Heading into Berchtesgaden, the French armor were beside us. It was a rural area, and as we came up a hill to a plateau, we heard shots. We grabbed our rifles and looked around. The French had caught three German SS troopers. They looked very young, blond. One by one, the French soldiers made the Germans kneel. We watched as the French shot each one in the head. It wasn’t that much of a shock for us to see, we had seen people get shot before, but it made you think—you had to wonder at all the French people had been through by then.
At Berchtesgaden we liberated a lot of Hitler’s booze. Bob Rader, Jim Welling, Clancy Lyall, and five or six of us from our squad took a van up to Hitler’s wine cellar and helped ourselves to the best champagne. We brought down loads of it and kept the bottles in the front room area of a big German villa that we were stationed in. Anytime you wanted a drink, you just walked into the front room and helped yourself. After a while nobody was feeling much pain.
One day Jim Welling and I decided to do some exploring. Across from the SS barracks we found Hitler’s tunnels and followed them for quite a while. If an air raid came, the Germans hid down there. We found all kinds of stuff that belonged to Hitler and Hermann Goering. You took steps down to the air raid shelter at the bottom. It was like a regular home office down there with paneled walls, weapons, clothes strewn all around, Goering’s size fourteen shoes. Jim took some guns and a typewriter. I took some guns, part of a German SS uniform, and some envelopes addressed to Hitler from around the world. I didn’t read German very well, but back in the States I took the envelopes to a German barber I knew who deciphered them for me. Unfortunately, none of the letters were left inside the envelopes, but the envelopes had been sent to Hitler from countries all over the world, including the States. If anything, it showed Hitler had a lot of contacts.

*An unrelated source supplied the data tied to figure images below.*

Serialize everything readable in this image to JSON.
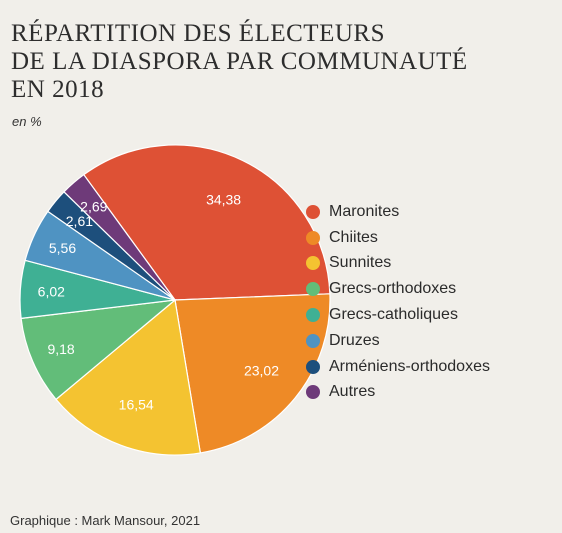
{
  "header": {
    "title_lines": [
      "RÉPARTITION DES ÉLECTEURS",
      "DE LA DIASPORA PAR COMMUNAUTÉ",
      "EN 2018"
    ],
    "unit": "en %"
  },
  "footer": {
    "credit": "Graphique : Mark Mansour, 2021"
  },
  "chart_data": {
    "type": "pie",
    "title": "RÉPARTITION DES ÉLECTEURS DE LA DIASPORA PAR COMMUNAUTÉ EN 2018",
    "unit": "en %",
    "legend_position": "right",
    "slices": [
      {
        "label": "Maronites",
        "value": 34.38,
        "display": "34,38",
        "color": "#de5135"
      },
      {
        "label": "Chiites",
        "value": 23.02,
        "display": "23,02",
        "color": "#ee8a26"
      },
      {
        "label": "Sunnites",
        "value": 16.54,
        "display": "16,54",
        "color": "#f4c331"
      },
      {
        "label": "Grecs-orthodoxes",
        "value": 9.18,
        "display": "9,18",
        "color": "#62bd79"
      },
      {
        "label": "Grecs-catholiques",
        "value": 6.02,
        "display": "6,02",
        "color": "#3fb094"
      },
      {
        "label": "Druzes",
        "value": 5.56,
        "display": "5,56",
        "color": "#4f93c2"
      },
      {
        "label": "Arméniens-orthodoxes",
        "value": 2.61,
        "display": "2,61",
        "color": "#1d4f7c"
      },
      {
        "label": "Autres",
        "value": 2.69,
        "display": "2,69",
        "color": "#6e3a79"
      }
    ]
  }
}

We rolled into Berchtesgaden on May 5. May 8 was V-E Day. Some of the guys shot their rifles up in the air. The mood among the men was very elated, but there was also a lot of thought that we’d go to the Pacific before long. A rumor went around that there was already a boat at Marseilles, France, all set to take us to the other side. We didn’t know when we’d ship out, but we figured it was soon.